Sometimes it’s seering, sometimes it’s unabashedly horny, sometimes it’s random — one of my favorite moments in this dude’s discography is still when he started a verse, apropos of nothing, with “my favorite book The Notebook by author Nicholas Sparks” — no matter what, it always comes off as sincerely human. One thing that’s clearly been on Gates’ mind is the evolving relationship with his wife, Dreka, who birthed his children, Islah and Khaza, and was the executive producer of his material during the jail sentence. The hook to “Find You Again” is crushing, a gorgeous piece of American blues:
This is a burden that none of us want
The judge broke us up when I went back to court
Sentenced to time and it tore us apart
Beautiful creature, I know what you are
Prayed no one else get control of your heart
I hold it down, I was built for this part
Been away too long…
What Gates narrates at the beginning of the song, and what he touches on throughout Luca Brasi 3, is how brutally hard it can be to emotionally assimilate back into life after incarceration. His wife, his children, even friends — “look in the mirror, what do you see? I see somebody dealin’ with heartbreak, when I love a nigga my heartache” is how “Great Man” begins.

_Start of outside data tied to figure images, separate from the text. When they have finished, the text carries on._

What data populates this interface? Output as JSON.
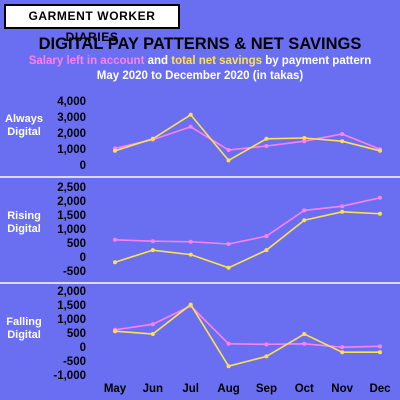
{
  "brand": "GARMENT WORKER DIARIES",
  "title": "DIGITAL PAY PATTERNS & NET SAVINGS",
  "subtitle": [
    {
      "text": "Salary left in account",
      "color": "#ff80f4"
    },
    {
      "text": " and ",
      "color": "#ffffff"
    },
    {
      "text": "total net savings",
      "color": "#ffe14d"
    },
    {
      "text": " by payment pattern",
      "color": "#ffffff"
    }
  ],
  "subtitle2": "May 2020 to December 2020 (in takas)",
  "chart_data": [
    {
      "type": "line",
      "label": "Always Digital",
      "ylim": [
        0,
        4000
      ],
      "yticks": [
        0,
        {
          "value": 1000,
          "label": "1,000"
        },
        {
          "value": 2000,
          "label": "2,000"
        },
        {
          "value": 3000,
          "label": "3,000"
        },
        {
          "value": 4000,
          "label": "4,000"
        }
      ],
      "series": [
        {
          "color": "#ff80f4",
          "values": [
            1100,
            1650,
            2450,
            1000,
            1250,
            1550,
            2000,
            1050
          ]
        },
        {
          "color": "#ffe14d",
          "values": [
            950,
            1700,
            3200,
            350,
            1700,
            1750,
            1550,
            950
          ]
        }
      ]
    },
    {
      "type": "line",
      "label": "Rising Digital",
      "ylim": [
        -500,
        2500
      ],
      "yticks": [
        -500,
        0,
        500,
        {
          "value": 1000,
          "label": "1,000"
        },
        {
          "value": 1500,
          "label": "1,500"
        },
        {
          "value": 2000,
          "label": "2,000"
        },
        {
          "value": 2500,
          "label": "2,500"
        }
      ],
      "series": [
        {
          "color": "#ff80f4",
          "values": [
            650,
            600,
            580,
            500,
            780,
            1700,
            1850,
            2150
          ]
        },
        {
          "color": "#ffe14d",
          "values": [
            -150,
            280,
            120,
            -350,
            280,
            1350,
            1650,
            1580
          ]
        }
      ]
    },
    {
      "type": "line",
      "label": "Falling Digital",
      "categories": [
        "May",
        "Jun",
        "Jul",
        "Aug",
        "Sep",
        "Oct",
        "Nov",
        "Dec"
      ],
      "ylim": [
        -1000,
        2000
      ],
      "yticks": [
        {
          "value": -1000,
          "label": "-1,000"
        },
        -500,
        0,
        500,
        {
          "value": 1000,
          "label": "1,000"
        },
        {
          "value": 1500,
          "label": "1,500"
        },
        {
          "value": 2000,
          "label": "2,000"
        }
      ],
      "series": [
        {
          "color": "#ff80f4",
          "values": [
            650,
            850,
            1500,
            150,
            130,
            150,
            30,
            60
          ]
        },
        {
          "color": "#ffe14d",
          "values": [
            600,
            500,
            1550,
            -650,
            -300,
            500,
            -150,
            -150
          ]
        }
      ]
    }
  ]
}
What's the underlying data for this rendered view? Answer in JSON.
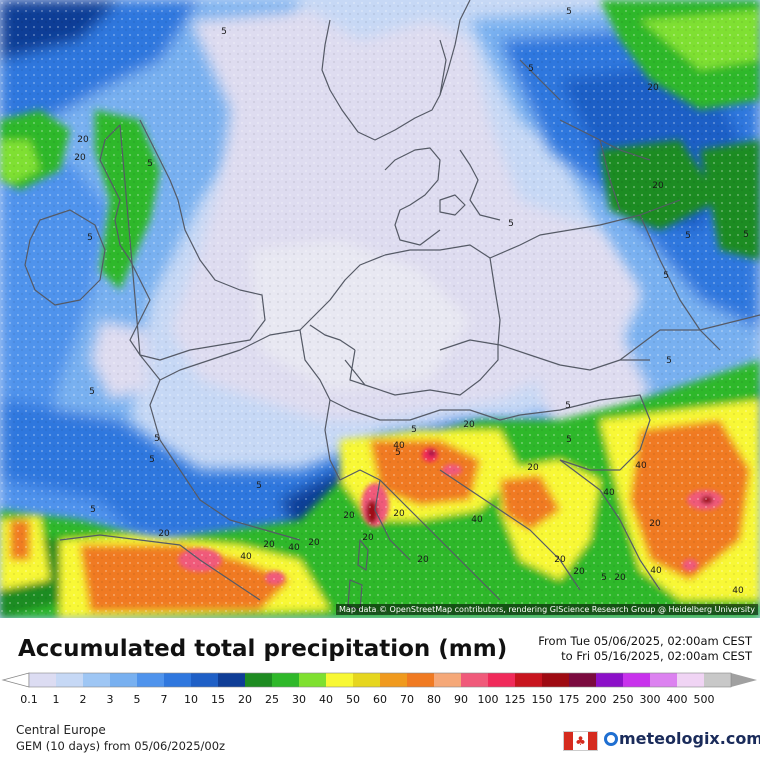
{
  "title": "Accumulated total precipitation (mm)",
  "period": {
    "from": "From Tue 05/06/2025, 02:00am CEST",
    "to": "to Fri 05/16/2025, 02:00am CEST"
  },
  "attribution": "Map data © OpenStreetMap contributors, rendering GIScience Research Group @ Heidelberg University",
  "region": "Central Europe",
  "model_run": "GEM (10 days) from 05/06/2025/00z",
  "brand": "meteologix.com",
  "flag": "canada-flag",
  "legend": {
    "items": [
      {
        "label": "0.1",
        "color": "#dcdcf2"
      },
      {
        "label": "1",
        "color": "#c6d8f5"
      },
      {
        "label": "2",
        "color": "#9ec6f4"
      },
      {
        "label": "3",
        "color": "#78b0f0"
      },
      {
        "label": "5",
        "color": "#4f93ec"
      },
      {
        "label": "7",
        "color": "#2f77de"
      },
      {
        "label": "10",
        "color": "#1e5fc6"
      },
      {
        "label": "15",
        "color": "#0f3d96"
      },
      {
        "label": "20",
        "color": "#1e8c22"
      },
      {
        "label": "25",
        "color": "#2fb82a"
      },
      {
        "label": "30",
        "color": "#7fe030"
      },
      {
        "label": "40",
        "color": "#f8f834"
      },
      {
        "label": "50",
        "color": "#e6d61e"
      },
      {
        "label": "60",
        "color": "#f09a1e"
      },
      {
        "label": "70",
        "color": "#f07a22"
      },
      {
        "label": "80",
        "color": "#f5a878"
      },
      {
        "label": "90",
        "color": "#f05a7a"
      },
      {
        "label": "100",
        "color": "#f02a5a"
      },
      {
        "label": "125",
        "color": "#c8141e"
      },
      {
        "label": "150",
        "color": "#9e0a12"
      },
      {
        "label": "175",
        "color": "#7a0a3e"
      },
      {
        "label": "200",
        "color": "#8c10c8"
      },
      {
        "label": "250",
        "color": "#c832ec"
      },
      {
        "label": "300",
        "color": "#dc82f0"
      },
      {
        "label": "400",
        "color": "#f0d4f4"
      },
      {
        "label": "500",
        "color": "#c8c8c8"
      }
    ],
    "under_color": "#ffffff",
    "over_color": "#a0a0a0"
  },
  "map_labels": [
    "5",
    "5",
    "5",
    "5",
    "5",
    "5",
    "5",
    "5",
    "5",
    "5",
    "5",
    "5",
    "5",
    "5",
    "5",
    "5",
    "5",
    "5",
    "5",
    "5",
    "20",
    "20",
    "20",
    "20",
    "20",
    "20",
    "20",
    "20",
    "20",
    "20",
    "20",
    "20",
    "20",
    "20",
    "20",
    "20",
    "20",
    "40",
    "40",
    "40",
    "40",
    "40",
    "40",
    "40",
    "40"
  ],
  "colors": {
    "very_light": "#dedcf0",
    "light_blue": "#c6d8f5",
    "mid_blue": "#78b0f0",
    "blue": "#2f77de",
    "dark_blue": "#0f3d96",
    "dark_green": "#1e8c22",
    "green": "#2fb82a",
    "lime": "#7fe030",
    "yellow": "#f8f834",
    "orange": "#f07a22",
    "pink": "#f05a7a",
    "crimson": "#9e0a12",
    "border": "#555a66"
  }
}
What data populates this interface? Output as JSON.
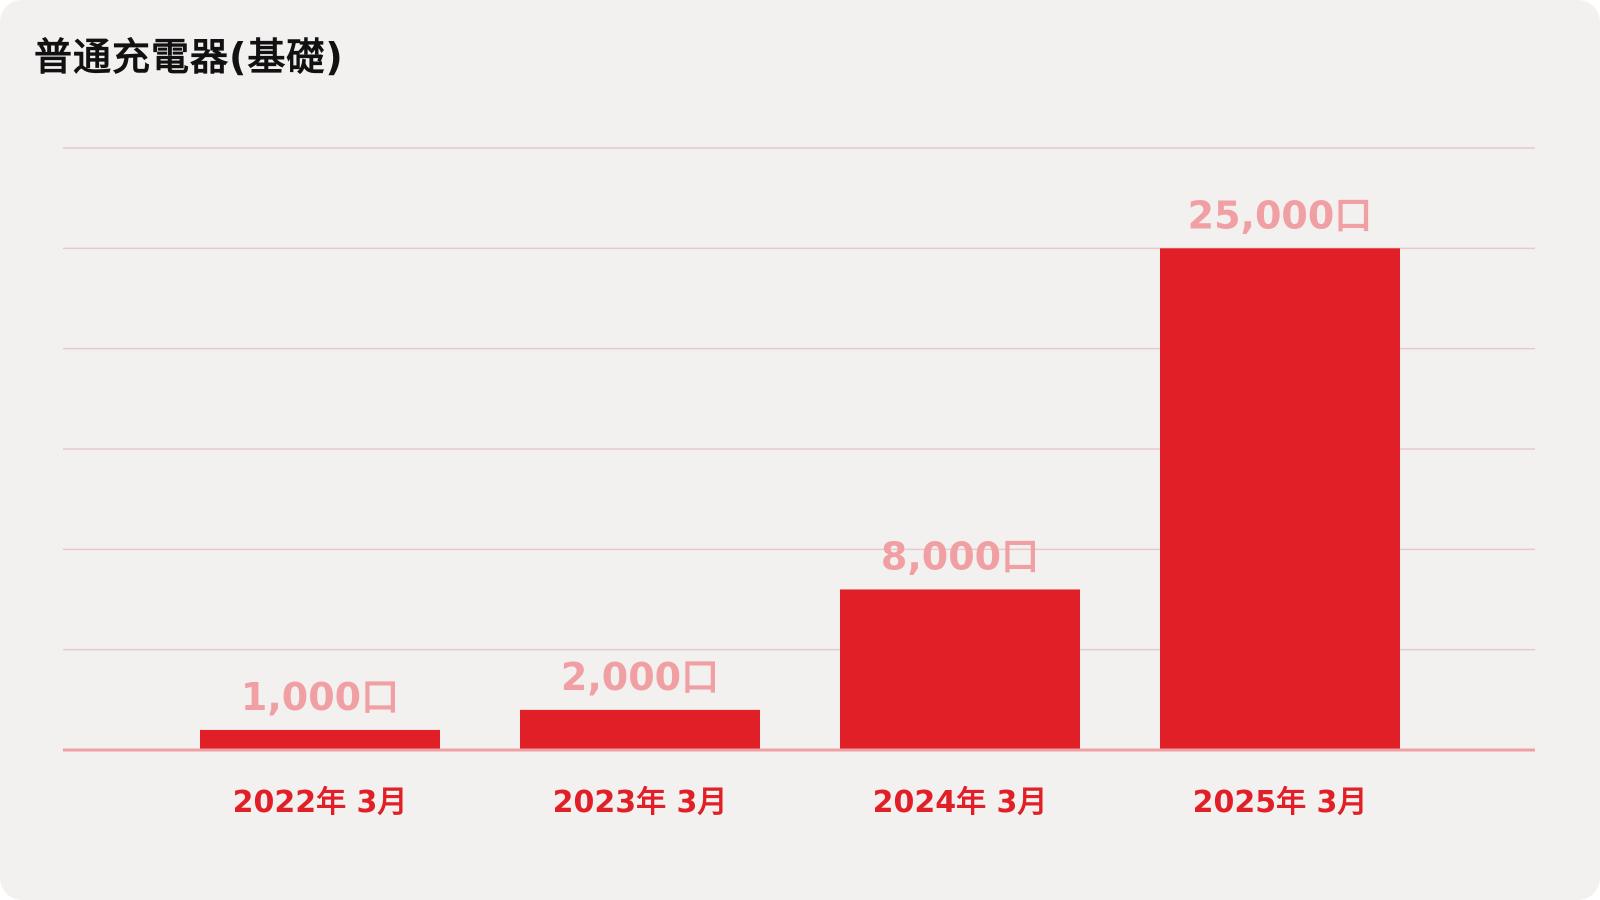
{
  "title": "普通充電器(基礎)",
  "colors": {
    "background": "#f3f1f0",
    "bar": "#e01f26",
    "value_label": "#f0a0a3",
    "tick_label": "#e01f26",
    "grid": "#e8c9cb",
    "baseline": "#f0a0a3"
  },
  "chart_data": {
    "type": "bar",
    "title": "普通充電器(基礎)",
    "xlabel": "",
    "ylabel": "",
    "categories": [
      "2022年 3月",
      "2023年 3月",
      "2024年 3月",
      "2025年 3月"
    ],
    "values": [
      1000,
      2000,
      8000,
      25000
    ],
    "value_labels": [
      "1,000口",
      "2,000口",
      "8,000口",
      "25,000口"
    ],
    "ylim": [
      0,
      30000
    ],
    "grid": true,
    "legend": "none"
  }
}
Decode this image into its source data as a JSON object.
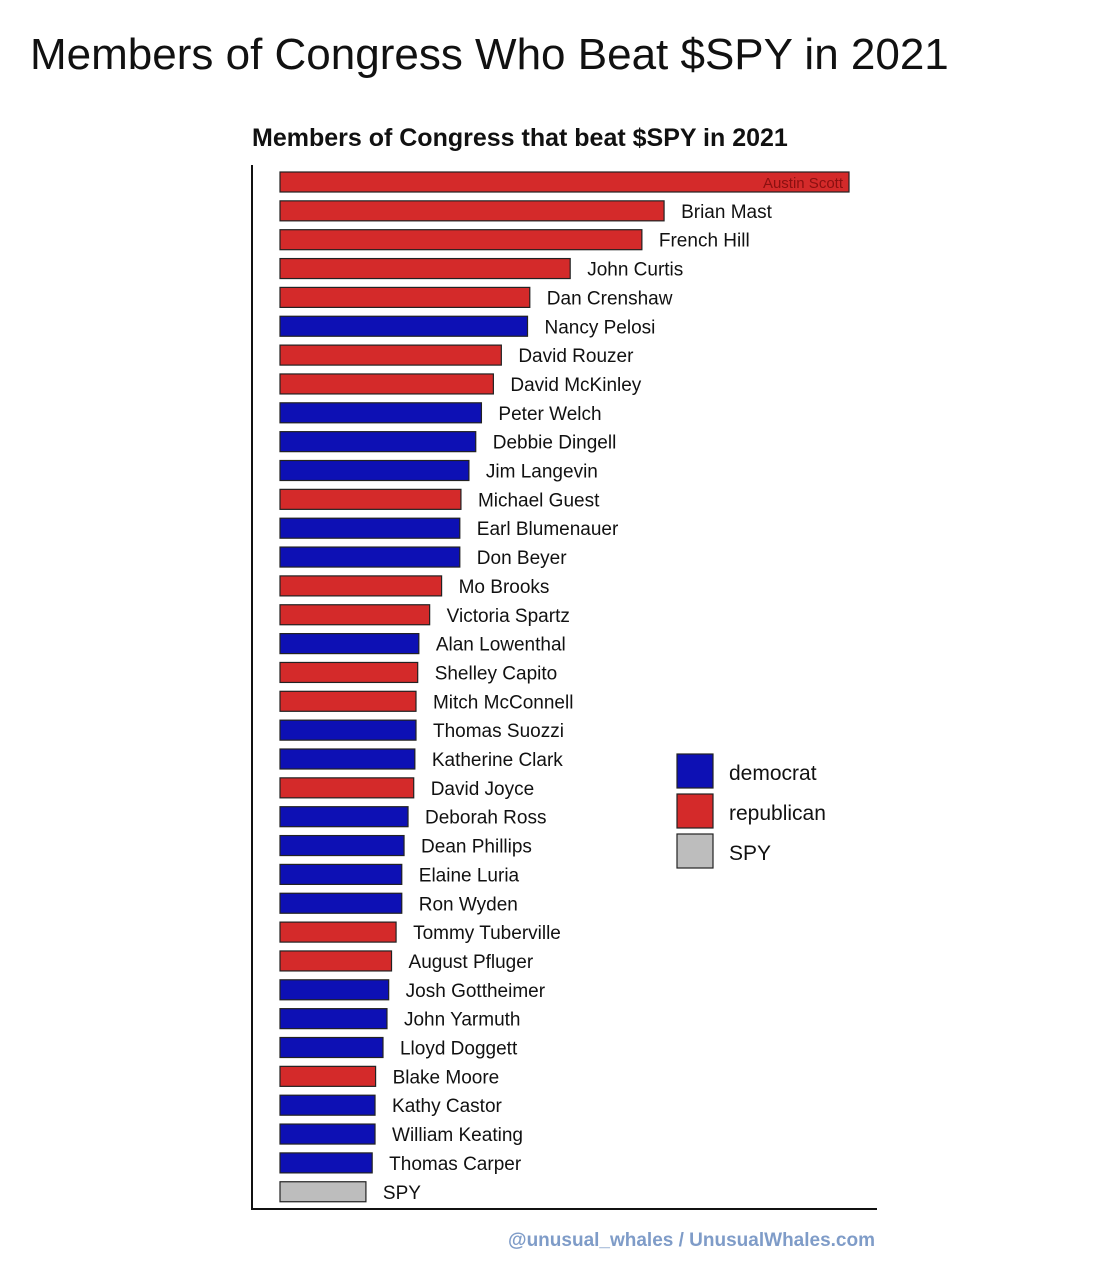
{
  "post": {
    "title": "Members of Congress Who Beat $SPY in 2021"
  },
  "chart_data": {
    "type": "bar",
    "orientation": "horizontal",
    "title": "Members of Congress that beat $SPY in 2021",
    "xlabel": "",
    "ylabel": "",
    "grid": false,
    "legend_position": "center-right",
    "colors": {
      "democrat": "#0d10b4",
      "republican": "#d42a2a",
      "SPY": "#bdbdbd"
    },
    "legend": [
      {
        "key": "democrat",
        "label": "democrat"
      },
      {
        "key": "republican",
        "label": "republican"
      },
      {
        "key": "SPY",
        "label": "SPY"
      }
    ],
    "bars": [
      {
        "name": "Austin Scott",
        "party": "republican",
        "value": 100
      },
      {
        "name": "Brian Mast",
        "party": "republican",
        "value": 67.5
      },
      {
        "name": "French Hill",
        "party": "republican",
        "value": 63.6
      },
      {
        "name": "John Curtis",
        "party": "republican",
        "value": 51
      },
      {
        "name": "Dan Crenshaw",
        "party": "republican",
        "value": 43.9
      },
      {
        "name": "Nancy Pelosi",
        "party": "democrat",
        "value": 43.5
      },
      {
        "name": "David Rouzer",
        "party": "republican",
        "value": 38.9
      },
      {
        "name": "David McKinley",
        "party": "republican",
        "value": 37.5
      },
      {
        "name": "Peter Welch",
        "party": "democrat",
        "value": 35.4
      },
      {
        "name": "Debbie Dingell",
        "party": "democrat",
        "value": 34.4
      },
      {
        "name": "Jim Langevin",
        "party": "democrat",
        "value": 33.2
      },
      {
        "name": "Michael Guest",
        "party": "republican",
        "value": 31.8
      },
      {
        "name": "Earl Blumenauer",
        "party": "democrat",
        "value": 31.6
      },
      {
        "name": "Don Beyer",
        "party": "democrat",
        "value": 31.6
      },
      {
        "name": "Mo Brooks",
        "party": "republican",
        "value": 28.4
      },
      {
        "name": "Victoria Spartz",
        "party": "republican",
        "value": 26.3
      },
      {
        "name": "Alan Lowenthal",
        "party": "democrat",
        "value": 24.4
      },
      {
        "name": "Shelley Capito",
        "party": "republican",
        "value": 24.2
      },
      {
        "name": "Mitch McConnell",
        "party": "republican",
        "value": 23.9
      },
      {
        "name": "Thomas Suozzi",
        "party": "democrat",
        "value": 23.9
      },
      {
        "name": "Katherine Clark",
        "party": "democrat",
        "value": 23.7
      },
      {
        "name": "David Joyce",
        "party": "republican",
        "value": 23.5
      },
      {
        "name": "Deborah Ross",
        "party": "democrat",
        "value": 22.5
      },
      {
        "name": "Dean Phillips",
        "party": "democrat",
        "value": 21.8
      },
      {
        "name": "Elaine Luria",
        "party": "democrat",
        "value": 21.4
      },
      {
        "name": "Ron Wyden",
        "party": "democrat",
        "value": 21.4
      },
      {
        "name": "Tommy Tuberville",
        "party": "republican",
        "value": 20.4
      },
      {
        "name": "August Pfluger",
        "party": "republican",
        "value": 19.6
      },
      {
        "name": "Josh Gottheimer",
        "party": "democrat",
        "value": 19.1
      },
      {
        "name": "John Yarmuth",
        "party": "democrat",
        "value": 18.8
      },
      {
        "name": "Lloyd Doggett",
        "party": "democrat",
        "value": 18.1
      },
      {
        "name": "Blake Moore",
        "party": "republican",
        "value": 16.8
      },
      {
        "name": "Kathy Castor",
        "party": "democrat",
        "value": 16.7
      },
      {
        "name": "William Keating",
        "party": "democrat",
        "value": 16.7
      },
      {
        "name": "Thomas Carper",
        "party": "democrat",
        "value": 16.2
      },
      {
        "name": "SPY",
        "party": "SPY",
        "value": 15.1
      }
    ],
    "credit": "@unusual_whales / UnusualWhales.com"
  }
}
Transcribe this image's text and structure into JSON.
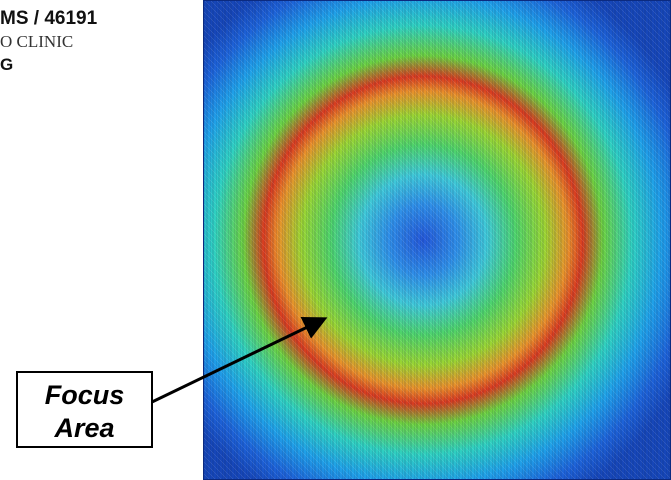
{
  "header": {
    "line1": "MS / 46191",
    "line2": "O CLINIC",
    "line3": "G"
  },
  "callout": {
    "line1": "Focus",
    "line2": "Area"
  }
}
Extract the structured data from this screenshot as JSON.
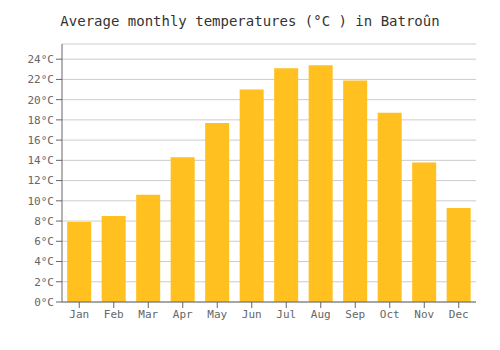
{
  "chart_data": {
    "type": "bar",
    "title": "Average monthly temperatures (°C ) in Batroûn",
    "categories": [
      "Jan",
      "Feb",
      "Mar",
      "Apr",
      "May",
      "Jun",
      "Jul",
      "Aug",
      "Sep",
      "Oct",
      "Nov",
      "Dec"
    ],
    "values": [
      7.9,
      8.5,
      10.6,
      14.3,
      17.7,
      21.0,
      23.1,
      23.4,
      21.9,
      18.7,
      13.8,
      9.3
    ],
    "color": "#FFC020",
    "ylim": [
      0,
      25.5
    ],
    "yticks": [
      {
        "value": 0,
        "label": "0°C"
      },
      {
        "value": 2,
        "label": "2°C"
      },
      {
        "value": 4,
        "label": "4°C"
      },
      {
        "value": 6,
        "label": "6°C"
      },
      {
        "value": 8,
        "label": "8°C"
      },
      {
        "value": 10,
        "label": "10°C"
      },
      {
        "value": 12,
        "label": "12°C"
      },
      {
        "value": 14,
        "label": "14°C"
      },
      {
        "value": 16,
        "label": "16°C"
      },
      {
        "value": 18,
        "label": "18°C"
      },
      {
        "value": 20,
        "label": "20°C"
      },
      {
        "value": 22,
        "label": "22°C"
      },
      {
        "value": 24,
        "label": "24°C"
      }
    ],
    "grid": true
  }
}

He divulges further in “God I Trust,” in which an ultra-proud man asks Allah to break him down and build him back together. He’s expressing more humility, without losing his boisterous self-confidence or veering toward the maudlin. It never sounds like a therapy session, the way so many albums about redemption and freedom can, but we do walk away from Luca Brasi 3 with an arresting clarity, an understanding of the man’s recent struggles & triumphs — how inescapable they felt on Baton Rouge’s Carolina Street, how embedded they still are in his blood, and how it might always be that way, a generational anxiety forever in the making.